Dans le désordre et sans hiérarchie quelques questions iconoclastes :
- La loi n’est-elle pas par nature normative ? En acceptons-nous la logique dans toutes ses conséquences, même au prix d’une privation de liberté ou d’une contrainte dans un domaine éthique ?
- L’acharnement palliatif est évoqué ? Constat fondé ou procès d’intention ? Le seuil de l’acharnement supposerait des critères, lesquels et élaborés par qui et dans chaque circonstance ?
- Certains évoquent "la dignité" de celui qui serait en situation de réclamer la mort... N’est-ce pas la plus outrancière posture du pouvoir médical que de décréter que des vies seraient devenues ’indignes’ ? Cette affirmation n’est-elle pas porteuse de l’affirmation que certaines vies ’ne méritent pas d’être vécues’ parce qu’aurait été proclamée l’indignité de leur prolongement ? Que nous a donc enseigné l’histoire pour que certains veuillent user de la loi pour inscrire des pratiques ouvrant la voie à toutes les dérives eugénistes imaginables, bien au-delà (ou en deça) de la fin de vie...?

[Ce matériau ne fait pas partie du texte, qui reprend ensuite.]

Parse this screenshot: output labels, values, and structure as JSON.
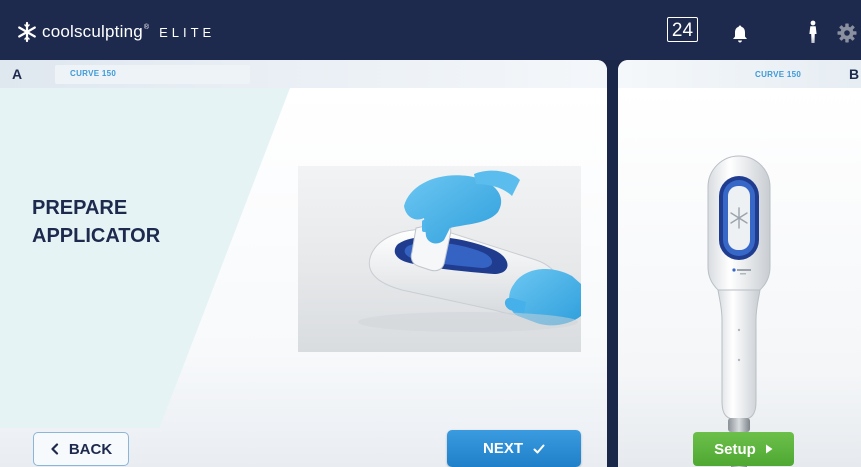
{
  "header": {
    "brand_name": "coolsculpting",
    "brand_tm": "®",
    "brand_edition": "ELITE",
    "counter": "24",
    "icons": [
      "snowflake-logo-icon",
      "bell-icon",
      "person-icon",
      "gear-icon"
    ]
  },
  "panel_a": {
    "label": "A",
    "device": "CURVE 150",
    "step_title_line1": "PREPARE",
    "step_title_line2": "APPLICATOR",
    "back_label": "BACK",
    "next_label": "NEXT"
  },
  "panel_b": {
    "label": "B",
    "device": "CURVE 150",
    "setup_label": "Setup"
  },
  "colors": {
    "navy": "#1d2a4e",
    "accent_blue": "#2a8bd4",
    "setup_green": "#5ab53c",
    "device_blue": "#3d9ad8"
  }
}
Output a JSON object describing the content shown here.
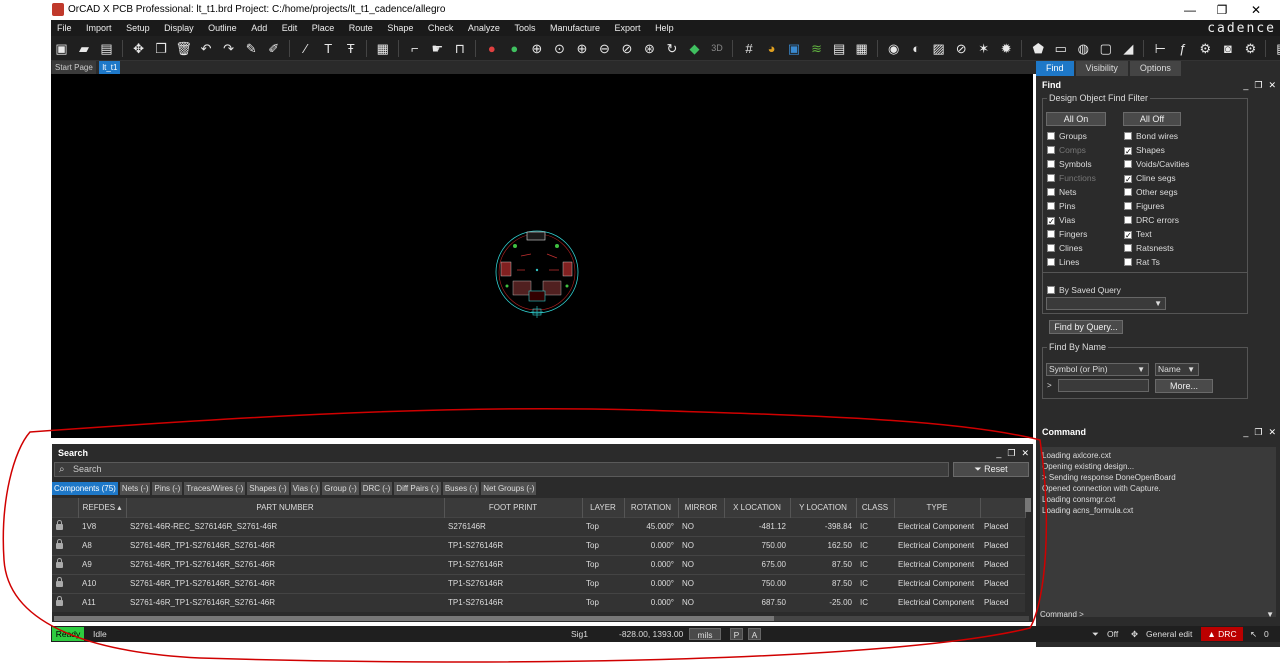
{
  "window": {
    "title": "OrCAD X PCB Professional: lt_t1.brd  Project: C:/home/projects/lt_t1_cadence/allegro",
    "minimize": "—",
    "maximize": "❐",
    "close": "✕"
  },
  "menu": {
    "items": [
      "File",
      "Import",
      "Setup",
      "Display",
      "Outline",
      "Add",
      "Edit",
      "Place",
      "Route",
      "Shape",
      "Check",
      "Analyze",
      "Tools",
      "Manufacture",
      "Export",
      "Help"
    ],
    "brand": "cadence"
  },
  "doc_tabs": {
    "start": "Start Page",
    "active": "lt_t1"
  },
  "right_panel": {
    "tabs": [
      "Find",
      "Visibility",
      "Options"
    ],
    "find_title": "Find",
    "filter_title": "Design Object Find Filter",
    "all_on": "All On",
    "all_off": "All Off",
    "left_checks": [
      {
        "label": "Groups",
        "checked": false,
        "disabled": false
      },
      {
        "label": "Comps",
        "checked": false,
        "disabled": true
      },
      {
        "label": "Symbols",
        "checked": false,
        "disabled": false
      },
      {
        "label": "Functions",
        "checked": false,
        "disabled": true
      },
      {
        "label": "Nets",
        "checked": false,
        "disabled": false
      },
      {
        "label": "Pins",
        "checked": false,
        "disabled": false
      },
      {
        "label": "Vias",
        "checked": true,
        "disabled": false
      },
      {
        "label": "Fingers",
        "checked": false,
        "disabled": false
      },
      {
        "label": "Clines",
        "checked": false,
        "disabled": false
      },
      {
        "label": "Lines",
        "checked": false,
        "disabled": false
      }
    ],
    "right_checks": [
      {
        "label": "Bond wires",
        "checked": false
      },
      {
        "label": "Shapes",
        "checked": true
      },
      {
        "label": "Voids/Cavities",
        "checked": false
      },
      {
        "label": "Cline segs",
        "checked": true
      },
      {
        "label": "Other segs",
        "checked": false
      },
      {
        "label": "Figures",
        "checked": false
      },
      {
        "label": "DRC errors",
        "checked": false
      },
      {
        "label": "Text",
        "checked": true
      },
      {
        "label": "Ratsnests",
        "checked": false
      },
      {
        "label": "Rat Ts",
        "checked": false
      }
    ],
    "by_saved_query": "By Saved Query",
    "find_by_query": "Find by Query...",
    "find_by_name_title": "Find By Name",
    "name_type": "Symbol (or Pin)",
    "name_mode": "Name",
    "prompt": ">",
    "more": "More..."
  },
  "command": {
    "title": "Command",
    "lines": [
      "Loading axlcore.cxt",
      "Opening existing design...",
      ">  Sending response DoneOpenBoard",
      "Opened connection with Capture.",
      "Loading consmgr.cxt",
      "Loading acns_formula.cxt"
    ],
    "input": "Command >"
  },
  "search": {
    "title": "Search",
    "placeholder": "Search",
    "reset": "Reset",
    "filter_tabs": [
      "Components (75)",
      "Nets (-)",
      "Pins (-)",
      "Traces/Wires (-)",
      "Shapes (-)",
      "Vias (-)",
      "Group (-)",
      "DRC (-)",
      "Diff Pairs (-)",
      "Buses (-)",
      "Net Groups (-)"
    ],
    "columns": [
      "",
      "REFDES ▴",
      "PART NUMBER",
      "FOOT PRINT",
      "LAYER",
      "ROTATION",
      "MIRROR",
      "X LOCATION",
      "Y LOCATION",
      "CLASS",
      "TYPE",
      ""
    ],
    "rows": [
      [
        "1V8",
        "S2761-46R-REC_S276146R_S2761-46R",
        "S276146R",
        "Top",
        "45.000°",
        "NO",
        "-481.12",
        "-398.84",
        "IC",
        "Electrical Component",
        "Placed"
      ],
      [
        "A8",
        "S2761-46R_TP1-S276146R_S2761-46R",
        "TP1-S276146R",
        "Top",
        "0.000°",
        "NO",
        "750.00",
        "162.50",
        "IC",
        "Electrical Component",
        "Placed"
      ],
      [
        "A9",
        "S2761-46R_TP1-S276146R_S2761-46R",
        "TP1-S276146R",
        "Top",
        "0.000°",
        "NO",
        "675.00",
        "87.50",
        "IC",
        "Electrical Component",
        "Placed"
      ],
      [
        "A10",
        "S2761-46R_TP1-S276146R_S2761-46R",
        "TP1-S276146R",
        "Top",
        "0.000°",
        "NO",
        "750.00",
        "87.50",
        "IC",
        "Electrical Component",
        "Placed"
      ],
      [
        "A11",
        "S2761-46R_TP1-S276146R_S2761-46R",
        "TP1-S276146R",
        "Top",
        "0.000°",
        "NO",
        "687.50",
        "-25.00",
        "IC",
        "Electrical Component",
        "Placed"
      ]
    ]
  },
  "status": {
    "ready": "Ready",
    "idle": "Idle",
    "layer": "Sig1",
    "coords": "-828.00, 1393.00",
    "units": "mils",
    "p": "P",
    "a": "A",
    "filter": "Off",
    "mode": "General edit",
    "drc": "DRC",
    "count": "0"
  },
  "colors": {
    "accent": "#1e78c8",
    "ready": "#2ecc40",
    "drc": "#bb0000",
    "annotation": "#d00000"
  }
}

- Lorsqu’un souffrant en déchéance physique est soumis à la maltraitance de l’insuffisance des soins et de l’accompagnement, est-ce son "indignité" à lui qui est en cause ou n’est-ce pas au contraire l’indignité des soignants et des accompagnants en défaillance ? Et si le ’droit de mourir dans la dignité’ cachait, parfois (ou souvent) l’indignité, individuelle ou collective, de ceux qui défendent cette cause pour protéger la société comme leur personne d’un poids lourd à assumer, tant psychologique et affectif qu’économique ? Et si la logique néolibérale moderne qui exclut le "non-productif" et le "à-charge" comme des parasites ne trouvait pas ici l’ultime illustration de son cynisme et de sa barbarie... A quand la "barbarie éthique" des officines, référents et procédures, légalisées et rémunérées, de la mort programmée de ceux dont nous ne croiserons plus le regard car nous aurons par avance décrété "leur" indignité ?
- Et si notre profession devait accepter le poids du caractère éternel de ces questionnements et se "contenter" de défendre la dignité des hommes, sans accepter cette nouvelle catégorie ’l’indigne’ qui fera si nous en sommes complices son entrée dans une version future du DSM sous la protection d’une éthique utilitariste toujours en quête de complicités médicales pour la normalisation de la société tout entière ?
- Aider à mourir parfois ? Sans aucun doute et en expression de la rencontre de deux libertés et de deux dignités. Ces deux termes ne concernent que le souffrant concerné et le soignant. La loi ne peut inscrire ce qui ’se peut’ sans d’immense garde-fou pour que la libre interprétation ne débouche sur ce qui "se doit"... Dans le pire scénario, même pas utopique, seront créées ensuite les "consultations d’annonce" avec intervenant spécialisé qui distribuera la sentence de l’indignité décrétée ’ouvrant droit’ à demande de fin de vie... Il suffira de préciser que l’acharnement ne serait plus ’pris en charge’ par la collectivité pour que patient et entourage se réduisent à l’acceptation du pire... Nos législateurs résistent encore, mais pour combien de temps ? Serions-nous vraiment ’soulagés’ et plus dignes si thanatos entrait dans le DSM avec ses organigrammes de bonnes pratiques ? Je ne le crois pas ; mais je sais que nous vivons dans un monde ou cette option semble à beaucoup souhaitable.